Drastic reduction of the wild population after the release of altered mosquitoes
In this way, they were able to release more than 160,000 mosquitoes infected with the third variant of Wolbachia per hectare each week in the residential areas of the two river islands of Guangzhou, during 2015, 2016 and 2017 (Fig. 2). With this action they hoped to reduce the population dramatically of tiger mosquito and with it the dengue rate. The city of Guangzhou is the city with the highest dengue transmission rate in China.
In the 2015-2017 period, researchers were able to verify the reduction of mosquito populations in both islands. The wild females that mated with the males infested in the laboratory produced unviable eggs, while on the other hand, the wild males that mated with the sterile laboratory females did not produce offspring either. The combination of both actions resulted in the number of adult females in 2016 being reduced by 83% and in 2017 it was reduced to 94%.
The combination of both actions led to a reduction of 94% after two years of liberation
Is a long-term viable strategy? Is applicable in other areas?

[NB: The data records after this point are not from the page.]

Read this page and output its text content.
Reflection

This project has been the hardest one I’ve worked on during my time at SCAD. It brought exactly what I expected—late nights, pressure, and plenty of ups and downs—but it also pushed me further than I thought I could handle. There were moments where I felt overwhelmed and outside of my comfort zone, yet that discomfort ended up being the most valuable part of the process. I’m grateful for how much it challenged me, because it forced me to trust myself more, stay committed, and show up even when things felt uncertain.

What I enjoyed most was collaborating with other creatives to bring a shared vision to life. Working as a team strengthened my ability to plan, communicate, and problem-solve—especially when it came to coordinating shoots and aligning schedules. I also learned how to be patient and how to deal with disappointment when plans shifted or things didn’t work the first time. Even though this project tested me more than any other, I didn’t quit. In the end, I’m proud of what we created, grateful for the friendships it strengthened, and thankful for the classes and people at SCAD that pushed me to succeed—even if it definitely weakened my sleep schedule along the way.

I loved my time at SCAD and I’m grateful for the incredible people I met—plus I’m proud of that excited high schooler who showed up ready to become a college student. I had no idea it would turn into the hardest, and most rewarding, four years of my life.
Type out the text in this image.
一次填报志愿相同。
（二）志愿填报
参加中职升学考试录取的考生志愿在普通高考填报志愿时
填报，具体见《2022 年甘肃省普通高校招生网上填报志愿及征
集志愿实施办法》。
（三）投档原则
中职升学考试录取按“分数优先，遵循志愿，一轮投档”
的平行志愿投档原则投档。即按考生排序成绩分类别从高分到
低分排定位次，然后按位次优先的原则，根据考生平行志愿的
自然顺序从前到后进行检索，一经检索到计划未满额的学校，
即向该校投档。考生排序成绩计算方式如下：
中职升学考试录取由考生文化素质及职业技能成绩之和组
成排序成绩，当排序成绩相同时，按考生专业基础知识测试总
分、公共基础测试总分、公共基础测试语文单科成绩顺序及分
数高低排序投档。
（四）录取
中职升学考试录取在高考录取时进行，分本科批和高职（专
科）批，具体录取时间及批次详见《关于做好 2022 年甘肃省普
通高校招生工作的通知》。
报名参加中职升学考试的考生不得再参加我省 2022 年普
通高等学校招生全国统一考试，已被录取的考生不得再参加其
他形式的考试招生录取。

In view of the results published in the journal Nature, the technique is effective in small regions, also relatively isolated, as is the case of small river islands where its effectiveness has been proven. The challenge for the future is to study how to make this technique effective in large continental regions and with a continuous flow of mosquitoes from other regions.
There are great doubts about the long-term sustainability of the strategy followed. Immigrant mosquitoes from adjacent areas will likely restore the original population once the release of altered mosquitoes ceases. More in a species like the tiger mosquito that owes its successful expansion to the ease it has to passively propagate with human means of transport.
It remains to be resolved if, in the future, the techniques used to overcome the financial and logistical challenges that they currently involve can be perfected, so that they can be implemented on a larger scale that covers an important metropolitan area. The study represents a breakthrough that shows the potential of new tools in the fight against mosquito-borne diseases.